I sent the fax of my lonely positive movie review. I gave her my editor's name and number. I also told her that I didn't want to interview The Director by phone because one gets a better interview in person.

Another week went by, with no response. So I called Tracy. And I found out what was on her mind. "I have to make sure that you're not going to try to talk to The Director about your novel when you meet him, " said Tracy. "We have to be very careful."

There it is. John Lennon had a bullet waiting for him. Michael Jackson has to worry about getting his pants sued off for having children sleep over. And The Director has to have an assistant make sure that interviewers are screened to make sure that they don't pitch projects to him.

I told The Director's assistant to forget the whole thing. I have too much pride to take that sort of treatment from anybody, no matter what I want from them.

What "Tracy" doesn't know is that I'd spoken to the editors at Playboy about doing the "Playboy Interview" with The Director. Playboy turned me down. It seems The Director just wasn't important enough and the Playboy editor was one of those who hated The Director's last picture, anyway.

When it comes to dissing people, power depends how high you are in the pecking order. I now suspect that The Director's last movie got such killer reviews because someone more "important" than a mere writer -- perhaps a Rupert Murdoch or a Ted Turner -- ran into Tracy, too ... and put out "the word."

Tracy assumed she could be disrespectful to me without consequence, because in the Hollywood culture in which she works, directors are more powerful than writers, and she works for a director. But even without my journalistic power to offer rewards and punishments -- if I was spiteful enough and lacking personal ethics I could easily trash Tracy's boss's next movie out of pique at being insulted by his staff -- Tracy misreads the value of writers to a director's career. No matter how talented a director is, without a good story, the movie will suck. The writer she insults today could be tomorrow's William Goldman or Melissa Mathison. And this is the reason I am prideful enough not to be insulted by the Tracy's of this world.

The motion picture industry is populated by people like Tracy who are extreme egalitarians -- liberal Democrats -- in their politics; but in their business practices they are as class conscious as Marie Antoinette. The industry even makes fun of its own worship of power in films such as LA Story where a popular restaurateur looks up the grosses of a producer's latest picture before deciding where to seat him; or The Player, where a film executive offers a writer a deal only because he thinks the writer is making anonymous death threats; when the writer implies to the executive that he's washed up and that the writer has a deal with the executive's successor, the executive murders him -- and ultimately gets away with it.

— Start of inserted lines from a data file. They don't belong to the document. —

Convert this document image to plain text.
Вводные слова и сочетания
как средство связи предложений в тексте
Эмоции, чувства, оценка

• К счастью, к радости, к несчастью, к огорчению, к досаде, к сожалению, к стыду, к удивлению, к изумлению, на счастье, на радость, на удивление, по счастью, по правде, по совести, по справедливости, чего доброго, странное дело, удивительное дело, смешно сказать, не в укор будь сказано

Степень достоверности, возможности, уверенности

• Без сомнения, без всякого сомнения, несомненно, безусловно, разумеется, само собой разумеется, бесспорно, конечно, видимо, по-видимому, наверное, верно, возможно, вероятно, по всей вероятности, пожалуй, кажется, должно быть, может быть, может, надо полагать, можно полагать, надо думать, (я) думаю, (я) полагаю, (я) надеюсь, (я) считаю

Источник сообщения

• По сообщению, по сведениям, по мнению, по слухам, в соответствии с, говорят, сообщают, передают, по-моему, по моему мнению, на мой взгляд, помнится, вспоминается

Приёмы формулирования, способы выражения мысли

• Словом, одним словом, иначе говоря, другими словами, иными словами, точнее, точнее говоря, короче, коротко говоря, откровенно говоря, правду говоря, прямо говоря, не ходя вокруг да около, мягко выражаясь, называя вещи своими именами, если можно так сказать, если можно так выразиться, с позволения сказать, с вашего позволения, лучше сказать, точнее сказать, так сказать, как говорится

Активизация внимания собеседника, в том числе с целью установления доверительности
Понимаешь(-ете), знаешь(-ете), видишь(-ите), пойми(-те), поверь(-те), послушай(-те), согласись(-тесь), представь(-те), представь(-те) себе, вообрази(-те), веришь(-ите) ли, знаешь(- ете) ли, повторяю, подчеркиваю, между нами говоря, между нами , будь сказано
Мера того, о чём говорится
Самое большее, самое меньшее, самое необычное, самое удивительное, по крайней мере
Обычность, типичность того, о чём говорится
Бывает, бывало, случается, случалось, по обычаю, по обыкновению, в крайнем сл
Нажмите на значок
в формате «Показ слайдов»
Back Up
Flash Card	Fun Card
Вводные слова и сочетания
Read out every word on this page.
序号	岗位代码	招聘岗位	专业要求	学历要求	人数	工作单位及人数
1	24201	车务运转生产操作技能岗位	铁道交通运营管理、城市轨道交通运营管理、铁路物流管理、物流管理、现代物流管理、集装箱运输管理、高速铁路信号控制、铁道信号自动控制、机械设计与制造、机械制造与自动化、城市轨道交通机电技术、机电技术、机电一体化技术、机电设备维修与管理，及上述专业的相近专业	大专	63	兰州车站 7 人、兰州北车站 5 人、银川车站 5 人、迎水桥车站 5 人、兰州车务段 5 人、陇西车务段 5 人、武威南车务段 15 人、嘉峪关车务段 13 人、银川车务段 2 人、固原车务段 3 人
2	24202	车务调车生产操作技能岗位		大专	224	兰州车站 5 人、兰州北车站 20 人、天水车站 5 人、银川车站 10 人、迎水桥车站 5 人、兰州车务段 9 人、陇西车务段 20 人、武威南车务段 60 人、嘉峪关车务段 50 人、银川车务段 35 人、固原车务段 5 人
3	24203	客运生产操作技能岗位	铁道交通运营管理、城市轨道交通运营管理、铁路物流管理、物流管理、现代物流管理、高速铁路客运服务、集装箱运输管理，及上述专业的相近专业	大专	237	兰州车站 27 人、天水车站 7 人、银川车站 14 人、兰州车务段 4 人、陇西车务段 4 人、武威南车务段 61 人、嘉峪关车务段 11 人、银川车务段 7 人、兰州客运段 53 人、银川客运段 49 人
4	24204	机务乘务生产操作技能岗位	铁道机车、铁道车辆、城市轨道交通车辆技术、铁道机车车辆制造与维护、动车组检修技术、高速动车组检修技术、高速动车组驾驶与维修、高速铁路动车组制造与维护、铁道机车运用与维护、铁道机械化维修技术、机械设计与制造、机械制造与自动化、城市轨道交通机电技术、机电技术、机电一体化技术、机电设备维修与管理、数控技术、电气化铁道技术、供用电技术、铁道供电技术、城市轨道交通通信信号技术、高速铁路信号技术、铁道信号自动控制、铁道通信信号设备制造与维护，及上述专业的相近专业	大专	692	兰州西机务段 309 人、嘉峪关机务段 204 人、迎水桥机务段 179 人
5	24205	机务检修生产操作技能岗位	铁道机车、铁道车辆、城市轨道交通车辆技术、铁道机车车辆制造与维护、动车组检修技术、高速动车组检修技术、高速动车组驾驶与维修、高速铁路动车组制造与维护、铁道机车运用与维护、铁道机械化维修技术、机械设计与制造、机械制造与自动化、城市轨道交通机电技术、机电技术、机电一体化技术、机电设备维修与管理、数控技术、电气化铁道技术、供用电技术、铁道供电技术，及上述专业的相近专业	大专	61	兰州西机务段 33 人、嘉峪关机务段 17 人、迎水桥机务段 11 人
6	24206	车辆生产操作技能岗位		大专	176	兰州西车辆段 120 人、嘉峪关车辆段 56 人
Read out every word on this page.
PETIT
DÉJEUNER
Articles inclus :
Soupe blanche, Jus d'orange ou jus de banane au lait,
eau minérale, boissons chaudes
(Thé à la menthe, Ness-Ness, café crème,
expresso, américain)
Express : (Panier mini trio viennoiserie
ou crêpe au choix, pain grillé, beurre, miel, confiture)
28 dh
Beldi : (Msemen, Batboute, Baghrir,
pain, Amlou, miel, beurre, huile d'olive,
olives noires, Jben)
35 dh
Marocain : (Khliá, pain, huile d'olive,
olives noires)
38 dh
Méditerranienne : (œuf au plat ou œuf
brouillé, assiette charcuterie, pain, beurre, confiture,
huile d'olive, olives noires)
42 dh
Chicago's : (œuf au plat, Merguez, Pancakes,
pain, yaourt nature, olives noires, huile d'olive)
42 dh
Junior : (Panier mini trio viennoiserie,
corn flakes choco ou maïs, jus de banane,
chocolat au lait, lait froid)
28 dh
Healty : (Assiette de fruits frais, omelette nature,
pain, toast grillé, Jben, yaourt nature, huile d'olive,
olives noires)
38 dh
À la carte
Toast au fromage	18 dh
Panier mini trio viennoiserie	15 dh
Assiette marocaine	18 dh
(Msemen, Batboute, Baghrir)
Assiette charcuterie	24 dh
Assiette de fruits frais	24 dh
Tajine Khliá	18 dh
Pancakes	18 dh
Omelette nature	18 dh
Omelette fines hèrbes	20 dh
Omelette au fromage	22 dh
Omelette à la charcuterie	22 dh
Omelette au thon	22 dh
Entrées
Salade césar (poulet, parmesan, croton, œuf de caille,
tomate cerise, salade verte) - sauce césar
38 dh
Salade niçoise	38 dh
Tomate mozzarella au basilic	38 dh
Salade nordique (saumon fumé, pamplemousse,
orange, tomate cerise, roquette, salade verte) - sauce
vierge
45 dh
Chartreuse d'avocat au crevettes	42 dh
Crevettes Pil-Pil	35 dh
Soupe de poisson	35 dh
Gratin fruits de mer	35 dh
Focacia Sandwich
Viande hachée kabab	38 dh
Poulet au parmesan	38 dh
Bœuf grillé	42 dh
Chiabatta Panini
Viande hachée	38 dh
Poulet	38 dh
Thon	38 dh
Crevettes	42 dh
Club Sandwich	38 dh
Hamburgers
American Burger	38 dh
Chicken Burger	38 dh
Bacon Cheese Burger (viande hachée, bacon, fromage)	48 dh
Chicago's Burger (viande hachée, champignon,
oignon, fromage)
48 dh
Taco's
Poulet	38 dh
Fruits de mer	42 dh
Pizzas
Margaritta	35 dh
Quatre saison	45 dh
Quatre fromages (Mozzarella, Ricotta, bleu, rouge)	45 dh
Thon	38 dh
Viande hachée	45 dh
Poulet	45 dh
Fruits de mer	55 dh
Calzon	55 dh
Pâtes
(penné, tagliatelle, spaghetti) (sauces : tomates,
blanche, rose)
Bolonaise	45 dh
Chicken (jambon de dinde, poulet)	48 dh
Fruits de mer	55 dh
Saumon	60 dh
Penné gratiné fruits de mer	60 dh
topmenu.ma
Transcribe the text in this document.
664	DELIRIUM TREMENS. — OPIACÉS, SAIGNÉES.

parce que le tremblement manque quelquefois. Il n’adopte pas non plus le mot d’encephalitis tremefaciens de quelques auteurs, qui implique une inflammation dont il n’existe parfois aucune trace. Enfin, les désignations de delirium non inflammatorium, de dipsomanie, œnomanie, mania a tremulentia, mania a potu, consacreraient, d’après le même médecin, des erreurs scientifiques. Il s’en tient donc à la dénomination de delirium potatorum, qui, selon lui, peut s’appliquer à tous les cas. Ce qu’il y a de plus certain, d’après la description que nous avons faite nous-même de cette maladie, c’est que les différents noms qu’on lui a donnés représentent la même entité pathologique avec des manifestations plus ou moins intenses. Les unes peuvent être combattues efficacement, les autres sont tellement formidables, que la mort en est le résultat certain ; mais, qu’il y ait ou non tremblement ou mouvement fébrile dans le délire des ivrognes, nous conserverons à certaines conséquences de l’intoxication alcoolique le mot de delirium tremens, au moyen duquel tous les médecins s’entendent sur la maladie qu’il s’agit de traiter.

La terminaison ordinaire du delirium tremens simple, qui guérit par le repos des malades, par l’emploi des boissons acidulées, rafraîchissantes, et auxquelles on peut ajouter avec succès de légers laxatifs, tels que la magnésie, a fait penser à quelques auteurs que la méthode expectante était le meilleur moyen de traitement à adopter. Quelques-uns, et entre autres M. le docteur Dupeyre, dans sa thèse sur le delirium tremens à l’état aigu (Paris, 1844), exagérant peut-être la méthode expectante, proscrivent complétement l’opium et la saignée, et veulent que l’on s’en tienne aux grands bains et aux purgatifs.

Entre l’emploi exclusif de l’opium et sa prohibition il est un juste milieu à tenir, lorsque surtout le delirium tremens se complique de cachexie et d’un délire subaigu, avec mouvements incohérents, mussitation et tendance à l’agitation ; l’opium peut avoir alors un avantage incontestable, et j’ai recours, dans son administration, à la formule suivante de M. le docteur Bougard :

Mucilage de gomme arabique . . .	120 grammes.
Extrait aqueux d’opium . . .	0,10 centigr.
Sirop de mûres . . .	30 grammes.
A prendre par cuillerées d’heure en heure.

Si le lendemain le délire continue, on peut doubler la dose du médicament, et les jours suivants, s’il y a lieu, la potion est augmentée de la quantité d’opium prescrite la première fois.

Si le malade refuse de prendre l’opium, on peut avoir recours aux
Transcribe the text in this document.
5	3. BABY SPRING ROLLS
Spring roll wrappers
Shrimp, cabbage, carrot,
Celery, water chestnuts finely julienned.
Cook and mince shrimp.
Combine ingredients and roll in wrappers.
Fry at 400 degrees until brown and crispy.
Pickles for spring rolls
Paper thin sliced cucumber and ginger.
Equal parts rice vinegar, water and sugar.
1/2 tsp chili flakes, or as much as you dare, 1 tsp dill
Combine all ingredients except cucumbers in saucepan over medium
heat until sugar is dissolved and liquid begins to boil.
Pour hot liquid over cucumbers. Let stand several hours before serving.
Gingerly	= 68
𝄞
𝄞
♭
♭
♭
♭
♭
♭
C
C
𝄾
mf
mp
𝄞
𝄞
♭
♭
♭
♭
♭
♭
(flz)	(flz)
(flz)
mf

Political behavior is based on making rational calculations of other people's power and acting accordingly. What liberal Democrats, who are in theory egalitarians, don't understand is that the NRA is probably the most pro-egalitarian organization in the world. They accuse the NRA of wanting to make sure that everyone has a gun without realizing that the consequence of arming everyone is that everyone would have to be afraid of everyone else -- and courtesy, a consequence of fear, would follow. That is the dynamic Robert Heinlein was describing in his phrase, "An armed society is a polite society."

Of course, we could just start being nice to each other out of respect for each other's feelings, out of respect for each other's humanity. But it would take a God's-eye view to regard all of humanity as worthy of respect.

Idealists, usually of the left, wish us to be good to each other because we're supposed to be. Pragmatists, usually of the right, suggest that we will be polite to each other only if we have to be ... and point out that even religion suggests that God will punish us if we're rotten to each other.

All of human history, and my personal experience, suggests that the pragmatist is right and the secular idealist is living in a dream world.

But, especially at Christmas, when even liberals pretend to like each other, isn't there at least a place in our political calculations for our dreams of a world where there is goodwill from each of us to all of us?